2. Description of the Related Art
In an integrated circuit design process, electronic circuits such as integrated circuit devices (ICs) are simulated to verify design accuracy. Stimulus patterns are provided at the inputs to the IC and the results are verified at the outputs of the IC. When designing a system, multiple ICs are connected together on a printed circuit board (PCB) via signal traces. Simulation of an electronic system, for example, a having large amounts of signal traces connecting multiple integrated circuit devices (ICs), is a complicated and time consuming process. Often, the characteristics of the signal traces are simply ignored or estimated with resistance-capacitance (RC) delay and the simulation of the electronic system focuses on the interaction of the outputs of the ICs. This treatment of signal traces in system simulation was acceptable in the past because clock speeds were slow and PCB population was not dense.
The signal integrity of signal traces has become increasingly important as digital signal rates in electronic systems have increased.

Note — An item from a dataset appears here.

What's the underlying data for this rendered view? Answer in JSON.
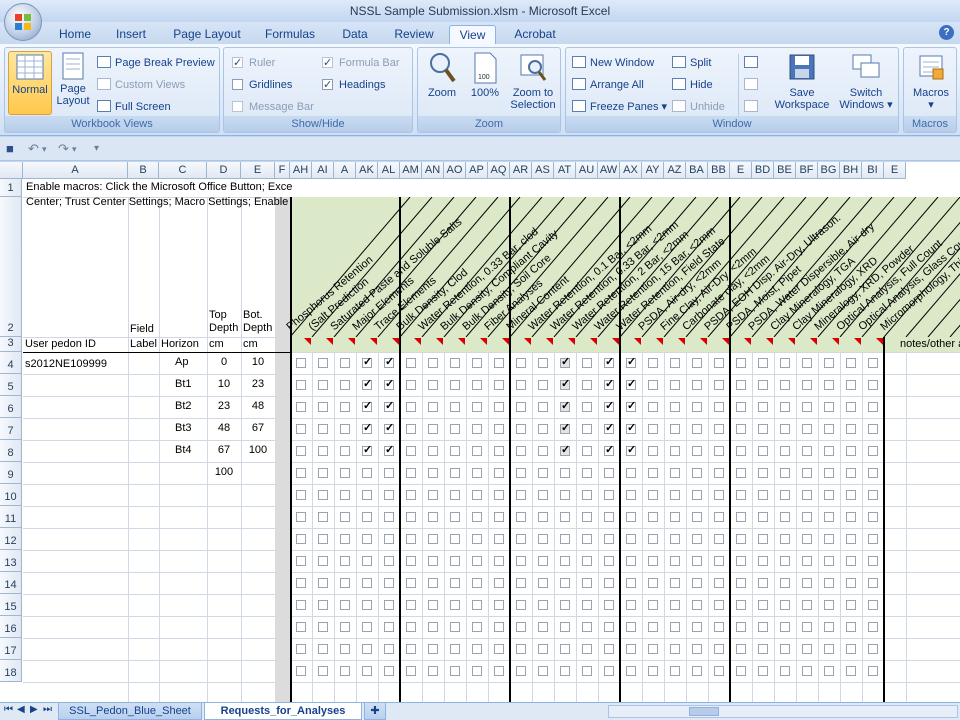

At higher frequencies, PCB traces can no longer be treated as just wires used to connect ICs together. Instead, the PCB traces must be treated as radio frequency (RF) transmission lines. At high-speeds PCB traces, as well as connectors and IC packages, can make up a significant part of the overall signal delay. Even worse, interaction between signal traces can cause glitches, resets, logic errors, and other problems. Thus, verification of the correct functioning of high-speed digital hardware involves both digital design to verify proper operation of ICs and analog circuit design to verify proper operation of the signal traces between ICs.
Signal integrity analysis of network interconnections includes analyzing both transmission line effects such as ringing and reflections and interaction between signal traces, such as cross talk and simultaneously switching output (SSO) noise on the power planes. Signal characteristics can change over time due to these effects. Crosstalk between signals increases proportionally to the clock rate and can cause data dependent logic errors. Ground bounce and power supply noise increases with higher-powered drivers, increased switching rates, and parallel bus structures. Signal wave shape and propagation delay is also very important at high speeds. Careful consideration of these effects during the design process leads to robust system-level performance and reliability.
As system bus speeds increase, impedance matching on the interconnection network becomes more important. A greater percentage of PCB traces require termination. Terminators help control the signal wave shape on transmission lines. However, terminators occupy precious space on PCBs, and dissipate large amounts of power. More complex busses, such as double data rate (DDR-II) memory devices and advanced graphics port (AGP 8X) devices, implement active termination on-silicon in the I/O circuitry. On-silicon termination is dynamically controlled and saves PCB real estate. Timing associated with activation/de-activation of the dynamic termination circuitry must be carefully controlled in some applications.
Digital simulators have enabled logic design and verification for many years. However, digital simulators do not support analysis of analog characteristics such as transmission line effects and the interaction between PCB traces in a system. Analog simulators such as HSPICE can provide some analog analysis of signals, but provide results only as good as the input stimulus and noise model. For simple systems, where signal integrity is not an issue, delay can be roughly estimated as RC in nature and entered as an input into a logic simulator to model bus performance. For high speed digital systems, however, analog characteristics are not estimated, but rather should be included as part of the simulation to account for the complex interactions between bussed devices. Not only should the length and placement of signal traces be accounted for, but the complex signal transitions, for example, transitions related to bus protocol, on multiple signal traces should be simultaneously analyzed in a noise simulation model. Design cycles are short and the vast number of possible interactions between signal traces has typically made signal integrity analysis too expensive in time and labor to complete thoroughly. Signal integrity noise analysis performed with signal patterns that do not occur in the bus protocol run the risk of over-estimating signal integrity problems the system will experience in actual operation. Alternatively, to reduce signal integrity problems, system designers can place very strict routing and length requirements on signal traces and slow down bus interfaces or insert extra wait cycles to allow signals to settle between bus transactions.
If accurate signal integrity analysis were available prior to system production, improved PCB and I/O targets could be specified prior to design.